"Yes," he assented, but lingered for a moment, still looking at the trees as though reluctantly fascinated by them.

"Mother always said something would happen to that little girl," said Julia, with a grave and important look in her eyes.

"Why?" the boy asked, brusquely.

"Because of that mark—that mark she's got on her cheek."

"What rot!" he said, but he looked at his companion uneasily. The event of the evening had stirred the superstitious fears seldom hard to stir in children.

"People don't have those marks for nothing—so mother says." Other people, no wiser, said the same thing later.

"Rot!" Basil muttered again. "Oh, well, I must go."

She glanced at him timidly. "Just come as far as our door with me. I'm afraid."

"Afraid!" He smiled scornfully. "All right!"

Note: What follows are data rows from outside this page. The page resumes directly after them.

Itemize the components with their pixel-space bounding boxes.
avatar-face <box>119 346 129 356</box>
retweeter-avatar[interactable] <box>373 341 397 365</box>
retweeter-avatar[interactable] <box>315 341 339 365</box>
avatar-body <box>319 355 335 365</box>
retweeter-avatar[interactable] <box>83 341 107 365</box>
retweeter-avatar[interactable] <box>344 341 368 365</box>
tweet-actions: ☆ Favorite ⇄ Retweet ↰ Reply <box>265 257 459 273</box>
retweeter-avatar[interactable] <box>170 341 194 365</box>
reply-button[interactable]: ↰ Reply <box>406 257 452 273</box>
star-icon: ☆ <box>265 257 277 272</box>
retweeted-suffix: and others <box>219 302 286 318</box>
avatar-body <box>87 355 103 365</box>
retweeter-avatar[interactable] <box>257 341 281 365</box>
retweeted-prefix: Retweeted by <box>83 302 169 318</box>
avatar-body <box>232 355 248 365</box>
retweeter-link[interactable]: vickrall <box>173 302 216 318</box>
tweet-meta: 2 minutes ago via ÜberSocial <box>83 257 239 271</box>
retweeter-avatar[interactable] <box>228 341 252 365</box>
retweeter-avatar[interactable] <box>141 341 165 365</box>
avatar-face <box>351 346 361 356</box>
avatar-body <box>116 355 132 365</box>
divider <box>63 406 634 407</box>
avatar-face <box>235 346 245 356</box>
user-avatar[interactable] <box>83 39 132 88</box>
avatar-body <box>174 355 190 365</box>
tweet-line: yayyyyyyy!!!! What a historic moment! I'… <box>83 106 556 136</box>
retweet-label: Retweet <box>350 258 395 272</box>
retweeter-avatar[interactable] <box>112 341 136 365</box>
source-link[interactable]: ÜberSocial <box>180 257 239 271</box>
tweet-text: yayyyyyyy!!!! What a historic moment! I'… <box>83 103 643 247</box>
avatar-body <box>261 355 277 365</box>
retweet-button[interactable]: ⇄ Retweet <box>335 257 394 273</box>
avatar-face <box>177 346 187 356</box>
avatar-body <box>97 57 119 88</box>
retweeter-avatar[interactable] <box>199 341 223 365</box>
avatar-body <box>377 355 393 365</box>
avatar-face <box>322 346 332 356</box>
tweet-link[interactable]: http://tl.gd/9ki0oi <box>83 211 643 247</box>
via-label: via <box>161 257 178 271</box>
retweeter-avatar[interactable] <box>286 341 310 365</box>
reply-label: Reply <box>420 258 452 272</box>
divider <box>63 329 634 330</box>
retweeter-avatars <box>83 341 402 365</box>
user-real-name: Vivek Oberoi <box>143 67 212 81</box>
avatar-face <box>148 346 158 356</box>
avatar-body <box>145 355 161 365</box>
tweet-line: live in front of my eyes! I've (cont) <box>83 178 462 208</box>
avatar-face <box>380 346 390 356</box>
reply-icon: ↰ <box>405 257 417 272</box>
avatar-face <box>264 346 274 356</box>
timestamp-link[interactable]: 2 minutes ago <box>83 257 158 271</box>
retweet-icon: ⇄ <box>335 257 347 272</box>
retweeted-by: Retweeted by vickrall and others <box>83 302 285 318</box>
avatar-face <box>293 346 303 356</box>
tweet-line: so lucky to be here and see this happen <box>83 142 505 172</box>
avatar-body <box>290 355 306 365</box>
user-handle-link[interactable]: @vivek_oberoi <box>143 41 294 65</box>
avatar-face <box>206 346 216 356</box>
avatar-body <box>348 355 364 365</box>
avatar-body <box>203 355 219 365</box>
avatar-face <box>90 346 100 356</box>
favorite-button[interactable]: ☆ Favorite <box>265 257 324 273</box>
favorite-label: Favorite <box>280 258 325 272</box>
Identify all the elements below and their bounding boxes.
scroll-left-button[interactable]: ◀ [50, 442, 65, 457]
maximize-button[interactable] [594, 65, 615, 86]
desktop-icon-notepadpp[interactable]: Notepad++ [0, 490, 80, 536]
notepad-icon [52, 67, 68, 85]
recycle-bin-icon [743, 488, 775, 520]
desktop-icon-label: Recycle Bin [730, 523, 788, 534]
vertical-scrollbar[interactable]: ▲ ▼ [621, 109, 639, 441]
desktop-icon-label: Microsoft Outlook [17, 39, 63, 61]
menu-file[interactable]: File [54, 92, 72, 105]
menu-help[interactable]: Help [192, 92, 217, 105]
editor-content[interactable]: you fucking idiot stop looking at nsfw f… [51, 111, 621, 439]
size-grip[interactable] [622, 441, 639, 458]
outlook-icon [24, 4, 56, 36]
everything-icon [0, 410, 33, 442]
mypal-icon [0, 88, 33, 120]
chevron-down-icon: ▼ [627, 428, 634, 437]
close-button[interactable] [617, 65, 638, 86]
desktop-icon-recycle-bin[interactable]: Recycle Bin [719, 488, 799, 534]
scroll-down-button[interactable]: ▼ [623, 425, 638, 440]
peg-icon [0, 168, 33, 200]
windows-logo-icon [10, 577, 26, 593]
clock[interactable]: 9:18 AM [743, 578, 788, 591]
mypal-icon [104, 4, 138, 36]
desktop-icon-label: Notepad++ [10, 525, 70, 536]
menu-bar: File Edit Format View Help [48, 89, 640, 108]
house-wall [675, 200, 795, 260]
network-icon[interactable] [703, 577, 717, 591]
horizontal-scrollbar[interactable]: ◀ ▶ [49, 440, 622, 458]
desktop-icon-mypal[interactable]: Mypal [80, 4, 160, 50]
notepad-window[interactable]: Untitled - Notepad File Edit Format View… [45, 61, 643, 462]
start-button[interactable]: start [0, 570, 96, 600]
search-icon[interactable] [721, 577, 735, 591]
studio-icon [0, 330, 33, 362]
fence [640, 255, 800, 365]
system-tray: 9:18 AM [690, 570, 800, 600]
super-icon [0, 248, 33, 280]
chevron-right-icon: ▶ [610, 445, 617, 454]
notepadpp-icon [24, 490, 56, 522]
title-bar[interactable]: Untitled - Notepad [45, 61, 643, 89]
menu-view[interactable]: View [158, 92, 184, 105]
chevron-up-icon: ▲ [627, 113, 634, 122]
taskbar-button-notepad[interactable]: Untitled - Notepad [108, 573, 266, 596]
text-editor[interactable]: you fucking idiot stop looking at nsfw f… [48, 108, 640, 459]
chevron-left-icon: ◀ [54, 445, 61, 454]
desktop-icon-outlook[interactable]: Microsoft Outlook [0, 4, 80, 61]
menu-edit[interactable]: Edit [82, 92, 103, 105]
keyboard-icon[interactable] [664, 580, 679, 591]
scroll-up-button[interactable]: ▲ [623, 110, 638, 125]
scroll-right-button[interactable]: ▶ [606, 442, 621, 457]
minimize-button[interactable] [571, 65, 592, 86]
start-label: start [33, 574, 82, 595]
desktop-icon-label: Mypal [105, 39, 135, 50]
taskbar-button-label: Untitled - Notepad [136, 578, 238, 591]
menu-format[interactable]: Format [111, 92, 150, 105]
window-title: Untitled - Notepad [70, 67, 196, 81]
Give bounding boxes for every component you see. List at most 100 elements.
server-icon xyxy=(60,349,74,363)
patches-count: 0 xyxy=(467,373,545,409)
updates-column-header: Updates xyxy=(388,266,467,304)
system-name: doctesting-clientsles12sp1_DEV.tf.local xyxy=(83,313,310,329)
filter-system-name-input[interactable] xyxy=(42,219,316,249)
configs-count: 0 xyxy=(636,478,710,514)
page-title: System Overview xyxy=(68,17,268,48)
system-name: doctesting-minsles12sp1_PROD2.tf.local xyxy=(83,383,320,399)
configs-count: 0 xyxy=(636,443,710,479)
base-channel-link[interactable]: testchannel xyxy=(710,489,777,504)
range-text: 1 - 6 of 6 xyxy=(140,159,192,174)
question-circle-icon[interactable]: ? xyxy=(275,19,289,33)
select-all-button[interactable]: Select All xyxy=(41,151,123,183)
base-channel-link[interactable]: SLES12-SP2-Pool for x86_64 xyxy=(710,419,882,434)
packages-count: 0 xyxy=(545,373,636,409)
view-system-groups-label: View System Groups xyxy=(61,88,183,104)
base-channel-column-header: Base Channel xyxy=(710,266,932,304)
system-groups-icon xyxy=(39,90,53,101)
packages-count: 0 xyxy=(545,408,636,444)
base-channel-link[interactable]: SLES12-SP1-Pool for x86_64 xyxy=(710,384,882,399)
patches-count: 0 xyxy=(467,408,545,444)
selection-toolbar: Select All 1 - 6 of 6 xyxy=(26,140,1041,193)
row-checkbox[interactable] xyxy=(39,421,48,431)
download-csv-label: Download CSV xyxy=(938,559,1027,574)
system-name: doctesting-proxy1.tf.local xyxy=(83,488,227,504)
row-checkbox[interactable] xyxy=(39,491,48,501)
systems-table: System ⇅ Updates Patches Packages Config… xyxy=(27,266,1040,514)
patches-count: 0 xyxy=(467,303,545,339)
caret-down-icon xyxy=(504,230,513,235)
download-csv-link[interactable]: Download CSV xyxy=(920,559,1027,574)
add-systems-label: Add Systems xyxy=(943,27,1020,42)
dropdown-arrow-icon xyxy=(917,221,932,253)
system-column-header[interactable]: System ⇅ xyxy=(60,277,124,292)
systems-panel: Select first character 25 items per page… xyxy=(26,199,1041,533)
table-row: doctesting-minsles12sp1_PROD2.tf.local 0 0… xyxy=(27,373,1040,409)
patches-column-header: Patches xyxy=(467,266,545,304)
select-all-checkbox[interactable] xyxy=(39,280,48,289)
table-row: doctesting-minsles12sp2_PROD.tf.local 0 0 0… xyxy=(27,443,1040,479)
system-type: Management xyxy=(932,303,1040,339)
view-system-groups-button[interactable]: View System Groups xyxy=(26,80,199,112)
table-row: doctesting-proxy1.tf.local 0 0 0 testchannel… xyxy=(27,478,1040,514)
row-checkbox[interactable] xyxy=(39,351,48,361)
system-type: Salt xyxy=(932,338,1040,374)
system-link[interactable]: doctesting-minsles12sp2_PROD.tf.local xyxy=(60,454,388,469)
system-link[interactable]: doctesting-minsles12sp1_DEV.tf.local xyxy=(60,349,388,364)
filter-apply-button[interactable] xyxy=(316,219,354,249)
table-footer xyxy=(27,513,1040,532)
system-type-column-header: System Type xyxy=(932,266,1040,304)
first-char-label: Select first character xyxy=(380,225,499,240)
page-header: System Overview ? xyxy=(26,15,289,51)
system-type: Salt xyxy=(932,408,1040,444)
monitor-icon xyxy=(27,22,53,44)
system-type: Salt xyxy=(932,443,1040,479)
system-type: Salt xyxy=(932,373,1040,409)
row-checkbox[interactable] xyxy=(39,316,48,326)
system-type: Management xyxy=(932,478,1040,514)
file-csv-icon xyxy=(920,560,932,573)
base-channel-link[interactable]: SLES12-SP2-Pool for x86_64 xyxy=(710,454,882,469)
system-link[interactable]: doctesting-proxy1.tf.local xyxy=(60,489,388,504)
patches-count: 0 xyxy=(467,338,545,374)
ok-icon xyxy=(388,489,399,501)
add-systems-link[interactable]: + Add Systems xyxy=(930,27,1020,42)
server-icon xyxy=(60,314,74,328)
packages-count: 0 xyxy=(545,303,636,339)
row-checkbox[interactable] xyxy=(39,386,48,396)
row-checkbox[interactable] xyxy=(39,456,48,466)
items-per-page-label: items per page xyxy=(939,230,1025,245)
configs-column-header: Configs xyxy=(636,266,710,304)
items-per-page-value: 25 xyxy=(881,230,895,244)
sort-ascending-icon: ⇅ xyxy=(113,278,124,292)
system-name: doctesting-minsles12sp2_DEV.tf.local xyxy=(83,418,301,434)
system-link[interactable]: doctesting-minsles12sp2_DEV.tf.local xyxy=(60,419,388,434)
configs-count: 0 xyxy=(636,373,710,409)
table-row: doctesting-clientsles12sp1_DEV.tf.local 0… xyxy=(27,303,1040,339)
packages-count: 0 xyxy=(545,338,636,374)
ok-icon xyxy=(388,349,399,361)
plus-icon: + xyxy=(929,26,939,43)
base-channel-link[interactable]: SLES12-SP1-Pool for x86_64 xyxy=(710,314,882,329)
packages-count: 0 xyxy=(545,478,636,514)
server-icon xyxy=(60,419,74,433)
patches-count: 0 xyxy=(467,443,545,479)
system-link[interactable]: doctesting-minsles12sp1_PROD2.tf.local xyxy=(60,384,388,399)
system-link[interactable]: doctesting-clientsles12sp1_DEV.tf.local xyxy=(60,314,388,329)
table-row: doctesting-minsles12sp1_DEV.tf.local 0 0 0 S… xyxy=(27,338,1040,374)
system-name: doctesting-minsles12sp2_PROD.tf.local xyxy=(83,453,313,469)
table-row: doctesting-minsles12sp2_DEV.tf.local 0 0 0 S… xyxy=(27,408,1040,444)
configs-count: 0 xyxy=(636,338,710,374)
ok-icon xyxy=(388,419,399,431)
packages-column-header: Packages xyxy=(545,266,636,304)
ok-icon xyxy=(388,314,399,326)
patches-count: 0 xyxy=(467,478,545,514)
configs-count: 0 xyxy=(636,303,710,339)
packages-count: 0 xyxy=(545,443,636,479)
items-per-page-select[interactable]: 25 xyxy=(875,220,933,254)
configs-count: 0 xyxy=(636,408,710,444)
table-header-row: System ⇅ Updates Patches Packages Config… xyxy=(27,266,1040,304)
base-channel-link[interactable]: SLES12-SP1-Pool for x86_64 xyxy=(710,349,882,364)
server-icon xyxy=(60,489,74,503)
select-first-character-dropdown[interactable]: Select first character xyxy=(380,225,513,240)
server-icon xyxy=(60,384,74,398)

He walked with her to the door of Woodbine Cottage, and waited till it closed behind her, performing the escort with a bold and lordly air. Left alone in the fast-darkening night, with nobody in sight, with no sound save the ceaseless voice of the angry wind essaying new mischief in the tops of the elm-trees, he stood for a moment listening fearfully. Then he laid his sturdy legs to the ground and fled for home, looking neither to right nor left till he reached the hospitable light of his father's study. The lad had been brave in face of the visible horror; fear struck him in the moment of Julia's talk about the mark on the child's cheek. Scornful and furious at himself, yet he was mysteriously afraid.